The situation is such that fully demining the coast could take over a decade. However, for now, the focus remains on returning to Ukraine and equipping ourselves with the necessary skills to “immediately” operate the drones.

He said, “The whole nation is like one fist. We are strong.”

Learn more about the Royal Navy

This program is expected to play a key role in moving grain-carrying ships out of the country.

After Russia lifted its naval blockade, exports from Black Sea ports began to resume at the beginning of August. This blockade had severe consequences for the supply and price worldwide of grain.

Exports are slowing down and may be hampered by seamines.

Sky News’ Lord Admiral Alan West, Former First-Sea Lord, stated that underwater drones would be a game changer for the Ukrainian Navy.

They should be able quickly to clear the main route from their ports.

“This is important because there is enormous pressure, global pressure to actually shift what one might call a grain mountain.

It’s not just grains, it’s vegetable oil and maize. It is affecting the starvation levels of large areas of the world that are on the verge of starvation.
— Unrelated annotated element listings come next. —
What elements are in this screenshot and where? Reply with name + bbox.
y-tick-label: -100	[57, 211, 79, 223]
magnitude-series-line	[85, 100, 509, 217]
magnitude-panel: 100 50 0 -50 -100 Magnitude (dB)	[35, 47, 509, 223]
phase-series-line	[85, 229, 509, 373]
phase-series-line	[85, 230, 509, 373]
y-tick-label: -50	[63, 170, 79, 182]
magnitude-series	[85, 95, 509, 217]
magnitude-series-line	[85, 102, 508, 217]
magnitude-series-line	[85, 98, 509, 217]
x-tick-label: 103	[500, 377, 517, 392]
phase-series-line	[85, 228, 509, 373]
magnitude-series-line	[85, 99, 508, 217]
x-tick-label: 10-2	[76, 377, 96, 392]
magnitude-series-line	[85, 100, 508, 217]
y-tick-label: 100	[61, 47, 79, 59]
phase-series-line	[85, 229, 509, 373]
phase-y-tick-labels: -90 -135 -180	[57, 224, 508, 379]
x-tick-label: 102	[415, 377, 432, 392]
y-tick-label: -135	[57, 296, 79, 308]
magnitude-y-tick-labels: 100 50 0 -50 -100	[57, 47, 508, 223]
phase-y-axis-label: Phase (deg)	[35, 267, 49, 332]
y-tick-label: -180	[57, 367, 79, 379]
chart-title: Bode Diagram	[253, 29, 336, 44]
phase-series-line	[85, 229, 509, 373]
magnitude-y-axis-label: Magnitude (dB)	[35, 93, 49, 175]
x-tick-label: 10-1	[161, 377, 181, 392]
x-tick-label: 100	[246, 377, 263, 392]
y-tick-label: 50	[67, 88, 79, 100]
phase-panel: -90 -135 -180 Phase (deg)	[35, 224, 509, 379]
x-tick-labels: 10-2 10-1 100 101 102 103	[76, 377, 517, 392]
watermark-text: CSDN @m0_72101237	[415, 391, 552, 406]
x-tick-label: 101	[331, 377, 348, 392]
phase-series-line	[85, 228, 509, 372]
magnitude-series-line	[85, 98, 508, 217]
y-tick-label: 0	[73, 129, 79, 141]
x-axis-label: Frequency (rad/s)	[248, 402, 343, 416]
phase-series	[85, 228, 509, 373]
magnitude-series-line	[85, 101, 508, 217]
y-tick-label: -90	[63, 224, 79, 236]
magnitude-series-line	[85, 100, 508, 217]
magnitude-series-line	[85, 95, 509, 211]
“This stuff must be moved.”

The UK and the US will each gift Ukraine six autonomous minehunting drones.

Training is provided by the Royal Navy’s Diving and Threat Experimentation Group and the US Navy 6th Fleet.
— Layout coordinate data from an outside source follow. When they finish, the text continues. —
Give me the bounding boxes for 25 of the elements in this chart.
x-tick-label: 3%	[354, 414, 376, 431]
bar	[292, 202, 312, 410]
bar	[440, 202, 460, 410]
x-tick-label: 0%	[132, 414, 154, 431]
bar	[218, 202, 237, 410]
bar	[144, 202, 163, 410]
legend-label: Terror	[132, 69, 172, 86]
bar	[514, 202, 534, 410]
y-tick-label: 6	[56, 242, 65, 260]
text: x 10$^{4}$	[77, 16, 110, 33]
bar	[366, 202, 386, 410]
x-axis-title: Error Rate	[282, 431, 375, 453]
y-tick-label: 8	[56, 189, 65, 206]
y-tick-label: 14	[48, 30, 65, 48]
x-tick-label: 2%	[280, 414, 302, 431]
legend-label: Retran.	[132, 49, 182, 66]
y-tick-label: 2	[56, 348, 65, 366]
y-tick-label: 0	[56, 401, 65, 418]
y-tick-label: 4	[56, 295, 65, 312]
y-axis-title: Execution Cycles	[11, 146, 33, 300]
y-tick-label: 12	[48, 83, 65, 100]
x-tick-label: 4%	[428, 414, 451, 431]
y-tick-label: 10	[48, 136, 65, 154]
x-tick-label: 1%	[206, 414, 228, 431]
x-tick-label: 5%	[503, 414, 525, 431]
Sean Heaton, Commanding officer of the Royal Navy Diving and Threat Exploitation Group told Sky News that the most important thing at the moment is for commercial vessels to be able get in and out.

Continue reading:

Royal Navy of North Sea tracks Russian submarines

“It is therefore vital for the Ukrainian Navy that they can search the seabed on their own and find out where the threats are.”
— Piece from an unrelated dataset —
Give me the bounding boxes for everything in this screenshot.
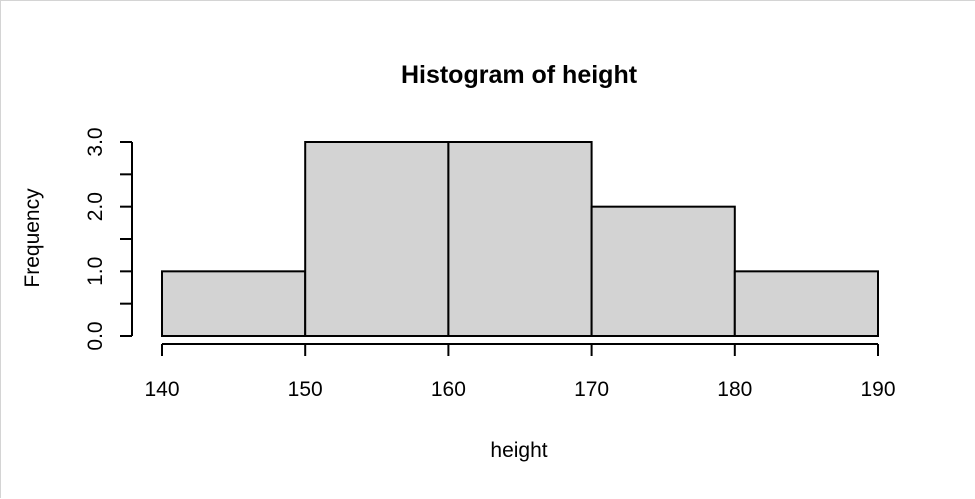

He says that despite the fact that training was organized at short notice, the sailors were incredibly motivated to learn.

“Their enthusiasm, their energy levels to learn and understand these capabilities is truly amazing.

“They know that this capability will allow them to go home and so they are motivated to work with us, and it is a real honor to have the chance to work with them.”

Ben Wallace, Defence Secretary, stated that Russia’s cynical attempts at grabbing the world’s food supply must be stopped.

“This crucial equipment and training will enable Ukraine to make their waters safer, smoothing the flow of grain to other parts of the world, and supporting the Armed Forces of Ukraine in their efforts to defend their ports and coastline.”